Чуть позже, в 1829 году, Боратынский вновь возвращается к этой теме — и выражает её в точной поэтической формуле, слегка прикрыв чеканный очерк определения тончайшей накидкой провидческой иронии:
Не ослеплён я музою моею: Красавицей её не назовут, И юноши, узрев её, за нею Влюблённою толпой не побегут. Приманивать изысканным узором, Игрою глаз, блестящим разговором Ни склонности у ней, ни дара нет; Но поражён бывает мельком свет Её лица необщим выраженьем, Её речей спокойной простотой; И он скорей, чем едким осужденьем, Её почтит небрежной похвалой.И, наконец, своё высшее воплощение в его лирике эта тема нашла в стихотворении «Подражателям» (первоначальное название), написанном, как установили исследователи, до двадцатых чисел ноября 1829 года, а затем доработанном в 1832–1833 годах. Тут уже поэт не говорит — глаголет: стих пылает огнём и пышет гневом той силы, которой отличалась речь древних пророков:
Когда, печалью вдохновенный, Певец печаль свою поёт, Скажите: отзыв умиленный В каком он сердце не найдёт? Кто, вековых проклятий жаден, Дерзнёт осмеивать её? Но для притворства всякий хладен. Плач подражательный досаден, Смешно жеманное вытьё! Не напряжённого мечтанья Огнём услужливым согрет, Постигнул таинства страданья Душемутительный поэт.

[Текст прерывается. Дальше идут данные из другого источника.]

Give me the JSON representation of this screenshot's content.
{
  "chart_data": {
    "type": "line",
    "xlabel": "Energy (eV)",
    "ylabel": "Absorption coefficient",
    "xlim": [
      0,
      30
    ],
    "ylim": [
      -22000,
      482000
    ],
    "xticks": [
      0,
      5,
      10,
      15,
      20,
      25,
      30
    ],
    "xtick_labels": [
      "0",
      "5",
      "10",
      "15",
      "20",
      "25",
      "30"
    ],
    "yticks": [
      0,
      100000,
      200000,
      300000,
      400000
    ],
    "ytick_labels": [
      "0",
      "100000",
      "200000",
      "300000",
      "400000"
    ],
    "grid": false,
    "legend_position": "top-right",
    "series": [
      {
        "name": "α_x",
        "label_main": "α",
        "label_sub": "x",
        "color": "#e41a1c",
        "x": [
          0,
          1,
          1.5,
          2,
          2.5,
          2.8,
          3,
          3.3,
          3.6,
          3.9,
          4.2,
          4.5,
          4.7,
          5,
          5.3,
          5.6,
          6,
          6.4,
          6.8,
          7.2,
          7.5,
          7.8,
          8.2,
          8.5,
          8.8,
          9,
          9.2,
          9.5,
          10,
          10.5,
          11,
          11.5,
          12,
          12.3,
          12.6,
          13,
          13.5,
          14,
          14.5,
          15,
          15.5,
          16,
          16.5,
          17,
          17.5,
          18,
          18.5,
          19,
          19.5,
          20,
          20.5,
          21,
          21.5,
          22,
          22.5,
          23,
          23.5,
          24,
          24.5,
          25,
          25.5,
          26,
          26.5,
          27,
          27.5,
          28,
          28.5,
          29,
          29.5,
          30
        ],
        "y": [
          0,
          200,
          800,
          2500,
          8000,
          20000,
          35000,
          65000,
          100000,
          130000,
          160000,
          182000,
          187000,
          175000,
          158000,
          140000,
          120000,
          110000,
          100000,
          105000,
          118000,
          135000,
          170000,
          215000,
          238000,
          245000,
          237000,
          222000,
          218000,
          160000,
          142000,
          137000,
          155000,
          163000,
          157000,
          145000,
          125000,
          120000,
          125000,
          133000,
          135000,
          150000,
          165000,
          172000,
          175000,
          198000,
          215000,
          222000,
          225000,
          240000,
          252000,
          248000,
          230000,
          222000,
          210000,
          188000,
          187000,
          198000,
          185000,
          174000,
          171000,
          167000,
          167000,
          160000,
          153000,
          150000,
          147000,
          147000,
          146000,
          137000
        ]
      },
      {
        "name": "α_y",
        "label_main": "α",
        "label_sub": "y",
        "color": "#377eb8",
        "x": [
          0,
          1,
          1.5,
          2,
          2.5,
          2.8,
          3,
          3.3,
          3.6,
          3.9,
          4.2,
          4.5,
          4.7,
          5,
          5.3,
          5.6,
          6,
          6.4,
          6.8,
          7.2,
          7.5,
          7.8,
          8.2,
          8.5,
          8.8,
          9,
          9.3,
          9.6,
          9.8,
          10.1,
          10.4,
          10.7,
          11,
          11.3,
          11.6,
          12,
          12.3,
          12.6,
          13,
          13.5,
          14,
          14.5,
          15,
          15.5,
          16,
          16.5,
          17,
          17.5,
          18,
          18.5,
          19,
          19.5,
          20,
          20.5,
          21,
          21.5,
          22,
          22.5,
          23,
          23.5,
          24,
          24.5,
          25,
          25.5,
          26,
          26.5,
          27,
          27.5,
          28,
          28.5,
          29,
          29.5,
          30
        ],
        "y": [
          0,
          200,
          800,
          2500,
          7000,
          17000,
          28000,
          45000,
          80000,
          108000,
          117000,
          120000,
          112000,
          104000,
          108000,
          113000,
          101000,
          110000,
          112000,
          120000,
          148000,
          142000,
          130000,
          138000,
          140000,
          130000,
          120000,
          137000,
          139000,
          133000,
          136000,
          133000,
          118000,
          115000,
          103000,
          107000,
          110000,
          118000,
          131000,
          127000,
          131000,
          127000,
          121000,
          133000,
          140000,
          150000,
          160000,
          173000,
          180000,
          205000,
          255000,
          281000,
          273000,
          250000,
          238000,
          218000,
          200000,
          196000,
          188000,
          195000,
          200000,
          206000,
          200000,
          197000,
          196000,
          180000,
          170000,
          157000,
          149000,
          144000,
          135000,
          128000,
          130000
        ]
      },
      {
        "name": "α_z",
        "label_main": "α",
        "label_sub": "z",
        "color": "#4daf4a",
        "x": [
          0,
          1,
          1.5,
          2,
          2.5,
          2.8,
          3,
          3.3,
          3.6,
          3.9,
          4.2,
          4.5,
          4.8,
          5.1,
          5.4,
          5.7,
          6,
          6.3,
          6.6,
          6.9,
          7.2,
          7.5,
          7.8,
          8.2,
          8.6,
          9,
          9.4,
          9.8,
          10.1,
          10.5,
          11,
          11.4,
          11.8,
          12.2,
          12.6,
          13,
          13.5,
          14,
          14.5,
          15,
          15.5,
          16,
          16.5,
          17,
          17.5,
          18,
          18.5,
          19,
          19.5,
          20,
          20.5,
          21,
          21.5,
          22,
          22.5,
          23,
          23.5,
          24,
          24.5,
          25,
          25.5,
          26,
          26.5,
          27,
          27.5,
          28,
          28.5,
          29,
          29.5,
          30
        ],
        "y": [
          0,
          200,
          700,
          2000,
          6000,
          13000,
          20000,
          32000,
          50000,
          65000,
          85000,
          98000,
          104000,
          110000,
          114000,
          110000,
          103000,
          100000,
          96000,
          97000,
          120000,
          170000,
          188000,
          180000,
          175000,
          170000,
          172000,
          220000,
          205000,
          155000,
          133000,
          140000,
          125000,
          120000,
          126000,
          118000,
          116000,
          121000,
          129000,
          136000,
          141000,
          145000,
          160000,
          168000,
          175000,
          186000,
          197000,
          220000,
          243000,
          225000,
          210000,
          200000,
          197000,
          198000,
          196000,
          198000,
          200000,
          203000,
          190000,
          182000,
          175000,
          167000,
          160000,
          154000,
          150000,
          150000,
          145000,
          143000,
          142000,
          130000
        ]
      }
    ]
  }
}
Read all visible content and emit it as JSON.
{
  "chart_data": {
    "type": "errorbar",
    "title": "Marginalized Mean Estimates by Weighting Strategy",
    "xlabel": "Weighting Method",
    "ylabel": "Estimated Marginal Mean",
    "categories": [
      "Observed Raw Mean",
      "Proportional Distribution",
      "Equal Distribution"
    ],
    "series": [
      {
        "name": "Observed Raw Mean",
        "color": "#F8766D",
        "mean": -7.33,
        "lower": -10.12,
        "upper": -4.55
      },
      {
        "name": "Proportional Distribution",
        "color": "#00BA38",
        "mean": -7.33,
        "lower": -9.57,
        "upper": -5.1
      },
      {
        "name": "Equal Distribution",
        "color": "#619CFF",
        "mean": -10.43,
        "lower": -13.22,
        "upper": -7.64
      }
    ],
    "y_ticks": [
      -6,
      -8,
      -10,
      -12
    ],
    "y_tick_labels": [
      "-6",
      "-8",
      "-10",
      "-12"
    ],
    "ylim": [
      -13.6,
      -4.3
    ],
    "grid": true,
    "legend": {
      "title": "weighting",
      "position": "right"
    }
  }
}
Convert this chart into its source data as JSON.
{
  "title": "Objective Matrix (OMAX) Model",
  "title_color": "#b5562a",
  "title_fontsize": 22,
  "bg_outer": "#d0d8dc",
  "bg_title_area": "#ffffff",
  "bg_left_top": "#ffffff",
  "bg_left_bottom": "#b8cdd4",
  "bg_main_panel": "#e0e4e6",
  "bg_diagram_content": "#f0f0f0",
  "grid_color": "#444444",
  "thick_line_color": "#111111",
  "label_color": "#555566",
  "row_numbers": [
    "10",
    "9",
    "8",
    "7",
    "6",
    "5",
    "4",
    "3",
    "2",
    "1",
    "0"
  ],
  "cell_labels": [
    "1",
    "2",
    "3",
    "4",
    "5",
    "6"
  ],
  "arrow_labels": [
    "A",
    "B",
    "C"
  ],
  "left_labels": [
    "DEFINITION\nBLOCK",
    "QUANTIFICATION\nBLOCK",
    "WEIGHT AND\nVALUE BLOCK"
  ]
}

В борьбе с тяжёлою судьбою Познал он меру вышних сил, Сердечных судорог ценою Он выраженье их купил. И вот нетленными лучами Лик песнопевца окружён И чтим земными племенами, Подобно мученику, он. А ваша муза площадная, Тоской заёмною мечтая Родить участие в сердцах, Подобна нищей развращённой, Молящей лепты незаконной С чужим ребёнком на руках.Это была пора его поэтического возмужания.
Вся мишура словес пала пред речей спокойной простотой;
пестрота личин — следов былых увлечённостей кумирами — уступила законное место лица необщему выраженью.
Что надменный ум пред мудростью народа?..
Что молодое море литературы пред могучим океаном фольклора?..
Старательно мы наблюдаем свет, Старательно людей мы наблюдаем И чудеса постигнуть уповаем: Какой же плод науки долгих лет? Что наконец подсмотрят очи зорки? Что наконец поймёт надменный ум На высоте всех опытов и дум, Что? точный смысл народной поговорки.